Guaranteed Annuity Rates (GAR) – Are they worth it?

by Peter on December 30, 2011

A GAR or Guaranteed Annuity Rate is essentially a fixed annuity rate which is stipulated in your pension contract. You can convert your pension fund into an annuity at this guaranteed rate, regardless of what level rates are on the open market at the time. GAR’s are usually only included in older pension contracts, typically one’s written from the 1960′s through to the mid 1980′s. The advantage for the individual is that they can receive an annuity rate which is much higher than those who do not have this written in their pension contracts. Before 1990 annuity rates were around the 15% mark, whereas in 2011 they are around half that level, which means anyone retiring nowadays with a GAR is likely to get a rate significantly higher than on the open market.

There are some restrictions on Guaranteed Annuity Rates, one of which is the fact that you cannot access them until you are aged 65. Another thing to note is that they are only offered on a single-life basis, so you should you pass away prematurely your annuity payments will not transfer to your partner or spouse.
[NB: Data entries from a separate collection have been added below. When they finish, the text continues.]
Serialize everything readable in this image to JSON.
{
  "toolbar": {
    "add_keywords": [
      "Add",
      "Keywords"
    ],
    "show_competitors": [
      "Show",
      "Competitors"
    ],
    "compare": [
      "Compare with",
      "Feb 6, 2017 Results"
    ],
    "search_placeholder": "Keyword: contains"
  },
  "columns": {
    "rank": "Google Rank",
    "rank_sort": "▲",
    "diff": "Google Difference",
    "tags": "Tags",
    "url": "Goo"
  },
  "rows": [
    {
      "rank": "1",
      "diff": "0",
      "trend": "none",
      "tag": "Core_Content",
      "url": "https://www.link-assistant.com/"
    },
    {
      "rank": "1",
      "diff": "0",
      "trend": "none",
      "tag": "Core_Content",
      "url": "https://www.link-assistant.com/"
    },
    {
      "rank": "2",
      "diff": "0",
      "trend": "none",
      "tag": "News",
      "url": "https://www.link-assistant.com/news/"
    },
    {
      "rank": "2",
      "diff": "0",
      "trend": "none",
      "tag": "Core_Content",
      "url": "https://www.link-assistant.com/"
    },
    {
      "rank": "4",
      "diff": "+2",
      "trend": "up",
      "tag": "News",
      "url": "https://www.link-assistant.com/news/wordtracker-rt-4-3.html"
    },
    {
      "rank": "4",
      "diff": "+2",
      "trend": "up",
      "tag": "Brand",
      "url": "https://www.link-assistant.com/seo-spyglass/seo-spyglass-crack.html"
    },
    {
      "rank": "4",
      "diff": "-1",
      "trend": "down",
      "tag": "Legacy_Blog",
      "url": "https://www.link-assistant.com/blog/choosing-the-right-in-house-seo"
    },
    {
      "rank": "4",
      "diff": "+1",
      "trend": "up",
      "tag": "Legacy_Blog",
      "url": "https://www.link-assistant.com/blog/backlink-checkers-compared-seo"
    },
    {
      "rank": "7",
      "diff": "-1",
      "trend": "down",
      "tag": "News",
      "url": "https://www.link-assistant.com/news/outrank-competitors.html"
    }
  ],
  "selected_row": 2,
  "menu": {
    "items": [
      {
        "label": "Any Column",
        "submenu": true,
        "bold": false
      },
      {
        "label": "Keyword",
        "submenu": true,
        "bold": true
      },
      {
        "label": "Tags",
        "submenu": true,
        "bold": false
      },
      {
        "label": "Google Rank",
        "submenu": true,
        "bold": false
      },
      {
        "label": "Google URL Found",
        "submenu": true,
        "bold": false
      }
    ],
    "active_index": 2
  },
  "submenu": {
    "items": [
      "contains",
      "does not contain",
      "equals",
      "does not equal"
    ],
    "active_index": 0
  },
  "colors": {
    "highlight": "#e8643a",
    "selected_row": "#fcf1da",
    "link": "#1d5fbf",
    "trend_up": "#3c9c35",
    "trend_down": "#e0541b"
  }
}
Finally it is worth noting that guaranteed annuity rates pay a level amount every year until death, which means they do not mitigate against increases in prices and inflation. This means you cannot build in any escalations in your income, so your spending power will gradually decrease throughout your retirement.

You do not have to accept your guaranteed rate of course as you have the right to shop around for the best deal, in the unlikely event that you can find a higher rate on the open market. However, the likelihood is that your guaranteed rate will be much higher than other rates around as they are typically over 10%, with current open market level rates being closer to 6%.